Com um ruído semelhante ao da descolagem de um avião a jacto, o motor Vulcain que equipa este andar funcionou durante três minutos e 43 segundos, lançando em torno de si uma nuvem de vapor, num verdadeiro ensaio geral de lançamento. Além do teste de ignição, os computadores que controlam o processo tiveram de resolver diversas «avarias» provocadas voluntariamente no sistema de pressurização dos reservatórios de hidrogénio e oxigénio que alimentam os motores, de forma a experimentar os sistemas de segurança.
«Foi a primeira vez que reunimos os diferentes elementos do EPC: motor, equipamentos de propulsão, sistemas eléctricos, calculadores de bordo e respectivos programas. E o ensaio foi um sucesso», disse Hugues Laporte-Weywada, chefe da divisão do Centro Nacional de Estudos Espaciais francês (CNES), que está encarregado do desenvolvimento deste andar.
O EPC foi desenvolvido pelas empresas Aérospatiale e Société Européenne de Propulsion, sob a orientação do CNES e por encomenda da Agência Espacial Europeia, mas na sua concepção e fabrico participaram cerca de 40 empresas. Este andar -- que custou 473 milhões de contos e é o principal componente do Ariane-5, tendo 30 metros de altura e 5,4 de diâmetro -- está colocado entre dois propulsores laterais, que asseguram, por seu lado, nove décimos da força necessária para arrancar o foguetão à gravidade terrestre.
Na sua primeira missão, que tem um objectivo científico, o Ariane-5 deverá colocar em órbita quatro pequenos satélites europeus destinados ao estudo da magnetosfera terrestre.

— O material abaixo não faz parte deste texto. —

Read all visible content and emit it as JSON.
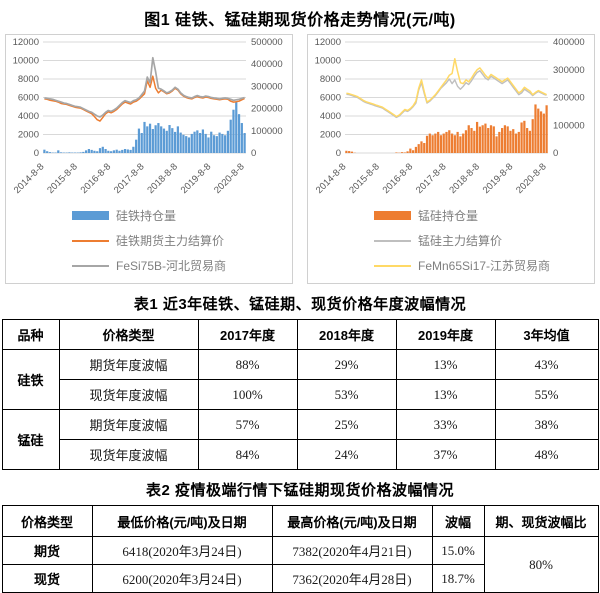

Quanto à sua estreia em lançamentos comerciais, ela deverá ter lugar em Abril de 1996, segundo noticia a France Presse.
Com mais de 710 toneladas de peso e 45 a 56 metros de altura (esta dimensão varia conforme o tipo de «focinho» que for adaptado ao foguetão), esta aeronave será capaz de colocar 18 toneladas de carga útil numa órbita baixa e 6,9 toneladas em órbita geoestacionária (36 mil quilómetros de altitude). Em vez de ter três andares, o Ariane-5 é composto por duas partes, além de propulsores laterais que se separam do foguetão entre os 55 e os 70 quilómetros de altitude e caem de pára-quedas no mar, de forma a ser recuperados.
Inicialmente, o Ariane-5 foi pensado para colocar em órbita o avião espacial europeu Hermes e, embora este projecto tenha sido abandonado, não ficou privado da sua capacidade de lançar aparelhos espaciais habitados. No seu segundo voo, o lançador transportará uma cápsula conhecida por ARD (Atmospheric Reentry Demonstrator ou «demonstrador de reentrada atmosférica») desenvolvida no quadro do projecto de um veículo europeu capaz de transportar uma tripulação.